Weiden angebaut und zu Körben geflochten

Zunächst aber waren Schirme und Körbe dran: Sie wurden nicht nur im Ursprungsgeschäft in der Herrenstraße verkauft, sondern damals auch selbst hergestellt. Dort, wo sich heute die Firma Schindele befindet, wurden von 1935 bis 1956 Weiden angebaut. Und später in riesige Wasserzuber gepackt, um sie schön biegsam zu machen. Bis 1945 diente auch der Katzenlieselesturm in der Oberstadt als Lager für die Weiden. Denn während des Zweiten Weltkriegs brauchte man die Körbe von Schwarz & Fischinger nicht zuletzt für den Transport von Granaten: Jeden Monat wurden am Ravensburger Bahnhof zwei Waggonladungen Weidenkörbe verladen, heißt es in der Familienchronik.

Fühlen sich immer noch als Teile eines Familienbetriebs (von links): Jürgen und Jochen Fischinger. (Foto: Ruth Auchter-Stellmann )

1938 kam der zweite Standort in der Kirchstraße 12 dazu ‐ dort ist noch heute der Spielwarenladen. Zunächst gab es dort freilich Garten- und Marktschirme, die nun die Produktpalette von Schwarz & Fischinger erweiterten. Nach dem Krieg richtete die französische Armee in der Kirchstraße 12 drei Jahre lang ein Medizindepot ein.

Die zweite Generation steigt ein

Weiter ging’s in der Kirchstraße dann 1948: Alle vier Kinder von Alois Fischinger waren in den Betrieb eingestiegen ‐ darunter auch Jochen Fischingers Vater Walter und Jürgen Fischingers Vater Herbert. In den Wirtschaftswunderjahren verlagerte sich das Portfolio immer mehr von Korbwaren über Kinder- und Puppenwagen hin zu Spielwaren; Gartenmöbel rundeten das Angebot ab. Im Lauf der 1950er-Jahre war es dann vorbei mit Korbwaren und Korbproduktion: Sie seien beispielsweise in Polen günstiger hergestellt worden, wie Jürgen Fischinger berichtet.
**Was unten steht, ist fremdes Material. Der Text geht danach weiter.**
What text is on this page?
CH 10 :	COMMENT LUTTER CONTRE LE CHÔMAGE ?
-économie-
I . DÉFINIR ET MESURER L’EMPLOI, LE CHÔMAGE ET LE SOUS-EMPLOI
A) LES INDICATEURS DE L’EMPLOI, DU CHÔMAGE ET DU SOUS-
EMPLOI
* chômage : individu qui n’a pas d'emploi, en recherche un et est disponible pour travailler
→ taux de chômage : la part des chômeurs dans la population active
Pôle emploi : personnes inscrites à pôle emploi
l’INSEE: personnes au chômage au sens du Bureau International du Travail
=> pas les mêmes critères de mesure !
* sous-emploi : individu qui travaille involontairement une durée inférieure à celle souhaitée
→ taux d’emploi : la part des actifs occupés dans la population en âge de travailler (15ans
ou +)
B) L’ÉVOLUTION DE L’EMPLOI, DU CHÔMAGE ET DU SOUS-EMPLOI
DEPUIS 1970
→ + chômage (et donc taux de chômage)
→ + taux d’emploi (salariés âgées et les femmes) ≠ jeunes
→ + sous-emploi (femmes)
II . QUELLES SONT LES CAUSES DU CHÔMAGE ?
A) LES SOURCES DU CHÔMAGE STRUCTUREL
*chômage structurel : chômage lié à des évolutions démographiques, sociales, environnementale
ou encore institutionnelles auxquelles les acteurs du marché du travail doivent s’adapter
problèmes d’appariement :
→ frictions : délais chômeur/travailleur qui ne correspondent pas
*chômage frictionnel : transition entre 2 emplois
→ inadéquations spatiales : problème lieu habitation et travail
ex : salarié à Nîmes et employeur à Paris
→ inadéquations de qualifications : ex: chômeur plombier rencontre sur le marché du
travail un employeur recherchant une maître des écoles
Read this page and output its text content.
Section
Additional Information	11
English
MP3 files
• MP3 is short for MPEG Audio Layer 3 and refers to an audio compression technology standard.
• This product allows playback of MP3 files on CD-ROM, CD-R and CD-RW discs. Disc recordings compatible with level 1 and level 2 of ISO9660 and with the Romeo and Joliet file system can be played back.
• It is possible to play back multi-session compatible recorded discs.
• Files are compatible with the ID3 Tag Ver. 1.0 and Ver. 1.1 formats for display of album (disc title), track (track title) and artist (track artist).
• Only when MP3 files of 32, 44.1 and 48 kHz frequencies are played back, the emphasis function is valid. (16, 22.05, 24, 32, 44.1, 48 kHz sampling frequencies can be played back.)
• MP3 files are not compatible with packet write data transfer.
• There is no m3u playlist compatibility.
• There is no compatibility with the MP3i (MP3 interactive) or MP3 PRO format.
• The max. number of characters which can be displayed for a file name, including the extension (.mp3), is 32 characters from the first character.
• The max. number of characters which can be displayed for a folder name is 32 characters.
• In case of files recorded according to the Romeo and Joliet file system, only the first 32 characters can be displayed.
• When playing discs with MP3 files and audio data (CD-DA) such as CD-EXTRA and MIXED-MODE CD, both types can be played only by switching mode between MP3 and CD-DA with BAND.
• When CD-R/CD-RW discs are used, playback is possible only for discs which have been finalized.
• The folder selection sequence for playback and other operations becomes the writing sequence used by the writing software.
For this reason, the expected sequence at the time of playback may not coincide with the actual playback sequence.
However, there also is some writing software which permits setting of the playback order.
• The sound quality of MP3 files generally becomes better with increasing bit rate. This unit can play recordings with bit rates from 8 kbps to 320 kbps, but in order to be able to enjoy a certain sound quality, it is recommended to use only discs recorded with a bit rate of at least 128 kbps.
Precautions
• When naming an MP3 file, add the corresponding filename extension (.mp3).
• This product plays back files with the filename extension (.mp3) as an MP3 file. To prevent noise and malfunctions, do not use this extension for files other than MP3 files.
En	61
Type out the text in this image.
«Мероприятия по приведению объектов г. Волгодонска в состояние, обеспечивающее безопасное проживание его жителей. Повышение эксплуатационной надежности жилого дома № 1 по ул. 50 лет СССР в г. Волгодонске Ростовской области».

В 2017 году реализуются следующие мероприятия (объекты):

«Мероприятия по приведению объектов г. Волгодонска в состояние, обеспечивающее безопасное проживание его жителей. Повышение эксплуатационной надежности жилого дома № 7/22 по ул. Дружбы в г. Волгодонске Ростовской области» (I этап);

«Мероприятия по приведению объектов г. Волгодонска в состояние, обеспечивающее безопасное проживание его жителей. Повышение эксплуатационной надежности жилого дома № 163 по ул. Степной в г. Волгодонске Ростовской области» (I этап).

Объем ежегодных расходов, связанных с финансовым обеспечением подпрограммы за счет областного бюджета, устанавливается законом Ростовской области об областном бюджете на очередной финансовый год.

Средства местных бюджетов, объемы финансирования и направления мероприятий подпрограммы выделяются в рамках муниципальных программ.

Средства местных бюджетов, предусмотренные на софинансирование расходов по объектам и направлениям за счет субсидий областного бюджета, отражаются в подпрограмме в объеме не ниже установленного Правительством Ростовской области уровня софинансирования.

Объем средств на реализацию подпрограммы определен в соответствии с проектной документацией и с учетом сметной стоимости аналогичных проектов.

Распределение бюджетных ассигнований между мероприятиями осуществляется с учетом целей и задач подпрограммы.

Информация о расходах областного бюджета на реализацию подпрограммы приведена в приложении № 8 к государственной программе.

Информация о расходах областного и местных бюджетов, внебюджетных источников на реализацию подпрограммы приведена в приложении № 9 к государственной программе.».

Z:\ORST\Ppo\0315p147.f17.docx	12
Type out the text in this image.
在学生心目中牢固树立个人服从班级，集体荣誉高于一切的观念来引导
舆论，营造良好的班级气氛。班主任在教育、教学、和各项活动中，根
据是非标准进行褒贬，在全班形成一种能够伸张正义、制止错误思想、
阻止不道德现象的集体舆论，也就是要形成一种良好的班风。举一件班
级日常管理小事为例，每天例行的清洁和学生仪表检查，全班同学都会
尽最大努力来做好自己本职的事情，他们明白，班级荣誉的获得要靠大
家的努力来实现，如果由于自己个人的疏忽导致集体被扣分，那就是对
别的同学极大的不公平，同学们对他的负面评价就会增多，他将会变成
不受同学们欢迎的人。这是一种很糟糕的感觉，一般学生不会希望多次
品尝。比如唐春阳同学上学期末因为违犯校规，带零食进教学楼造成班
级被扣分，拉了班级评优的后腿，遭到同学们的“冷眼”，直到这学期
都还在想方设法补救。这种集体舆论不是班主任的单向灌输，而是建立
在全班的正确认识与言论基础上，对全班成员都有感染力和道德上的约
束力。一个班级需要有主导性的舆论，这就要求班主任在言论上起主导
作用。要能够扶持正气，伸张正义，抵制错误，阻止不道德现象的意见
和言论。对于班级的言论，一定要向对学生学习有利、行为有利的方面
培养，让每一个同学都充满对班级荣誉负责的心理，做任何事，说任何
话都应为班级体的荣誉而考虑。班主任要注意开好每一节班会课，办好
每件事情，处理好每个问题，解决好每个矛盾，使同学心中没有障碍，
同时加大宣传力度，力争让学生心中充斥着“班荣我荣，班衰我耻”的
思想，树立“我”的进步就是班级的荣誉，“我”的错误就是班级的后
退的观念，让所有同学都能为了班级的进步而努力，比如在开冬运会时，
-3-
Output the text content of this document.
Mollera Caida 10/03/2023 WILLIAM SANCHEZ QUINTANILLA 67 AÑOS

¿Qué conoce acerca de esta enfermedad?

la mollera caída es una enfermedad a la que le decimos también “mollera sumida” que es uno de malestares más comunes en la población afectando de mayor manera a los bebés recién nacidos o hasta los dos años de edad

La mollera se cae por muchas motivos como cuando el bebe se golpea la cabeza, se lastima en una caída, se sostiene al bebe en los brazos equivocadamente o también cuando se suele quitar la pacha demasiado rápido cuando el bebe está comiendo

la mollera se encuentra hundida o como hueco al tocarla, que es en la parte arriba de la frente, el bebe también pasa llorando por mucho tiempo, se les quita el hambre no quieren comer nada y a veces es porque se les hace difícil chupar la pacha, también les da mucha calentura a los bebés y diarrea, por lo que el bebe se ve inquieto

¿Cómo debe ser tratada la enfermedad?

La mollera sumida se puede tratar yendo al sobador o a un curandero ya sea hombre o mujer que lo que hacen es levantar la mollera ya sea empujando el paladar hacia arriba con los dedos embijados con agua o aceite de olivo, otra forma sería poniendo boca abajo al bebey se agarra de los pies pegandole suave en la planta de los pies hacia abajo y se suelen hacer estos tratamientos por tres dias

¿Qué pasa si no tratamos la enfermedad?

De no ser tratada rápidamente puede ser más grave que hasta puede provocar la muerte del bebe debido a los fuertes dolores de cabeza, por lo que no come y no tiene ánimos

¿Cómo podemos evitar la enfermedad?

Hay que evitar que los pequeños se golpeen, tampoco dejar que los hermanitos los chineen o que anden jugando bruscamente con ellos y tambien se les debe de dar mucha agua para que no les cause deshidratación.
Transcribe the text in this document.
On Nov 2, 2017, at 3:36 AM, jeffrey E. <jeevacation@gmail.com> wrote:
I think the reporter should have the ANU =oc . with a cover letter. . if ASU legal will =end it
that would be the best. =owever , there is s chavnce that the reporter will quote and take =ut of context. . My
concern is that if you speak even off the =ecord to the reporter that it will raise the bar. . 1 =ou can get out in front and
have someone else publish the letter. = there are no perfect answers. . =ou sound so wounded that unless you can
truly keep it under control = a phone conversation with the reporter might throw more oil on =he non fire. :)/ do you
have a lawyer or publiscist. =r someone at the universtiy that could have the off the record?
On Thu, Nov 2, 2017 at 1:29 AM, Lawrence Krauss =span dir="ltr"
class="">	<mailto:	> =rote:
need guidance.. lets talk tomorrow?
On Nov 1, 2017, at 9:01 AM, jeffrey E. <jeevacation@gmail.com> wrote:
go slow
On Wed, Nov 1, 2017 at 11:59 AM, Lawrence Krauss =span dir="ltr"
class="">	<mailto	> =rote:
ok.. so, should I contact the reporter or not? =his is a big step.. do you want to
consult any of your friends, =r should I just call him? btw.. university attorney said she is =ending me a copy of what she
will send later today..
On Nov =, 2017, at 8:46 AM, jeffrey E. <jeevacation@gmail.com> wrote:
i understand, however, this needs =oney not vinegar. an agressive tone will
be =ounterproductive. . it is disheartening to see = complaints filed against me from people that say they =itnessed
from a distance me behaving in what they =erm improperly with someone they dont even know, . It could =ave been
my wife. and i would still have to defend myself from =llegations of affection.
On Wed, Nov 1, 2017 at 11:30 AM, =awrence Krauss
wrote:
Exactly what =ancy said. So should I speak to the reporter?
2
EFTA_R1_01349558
Dafür startete man mit der Markisenfabrikation durch, und zwar im Deisenfang: Dort baute Herbert Fischinger, einer der letzten Schirmmachermeister, 1956 ein Lager- und Produktionsgebäude. Sein Vater sei ein Tüftler gewesen, erinnert sich Jürgen Fischinger. Unter anderem habe er die „Servoöffnung“ für den Knirps-Schirm erfunden: Seitdem lasse sich der Taschenschirm ohne Schütteln aufspannen. Die Produktion verlagerte sich im Lauf der Jahre allerdings hin zu größeren Marktschirmen und Markisen. 1974 wurden Markisen-Fischinger und Spielwaren-Fischinger offiziell aufgeteilt.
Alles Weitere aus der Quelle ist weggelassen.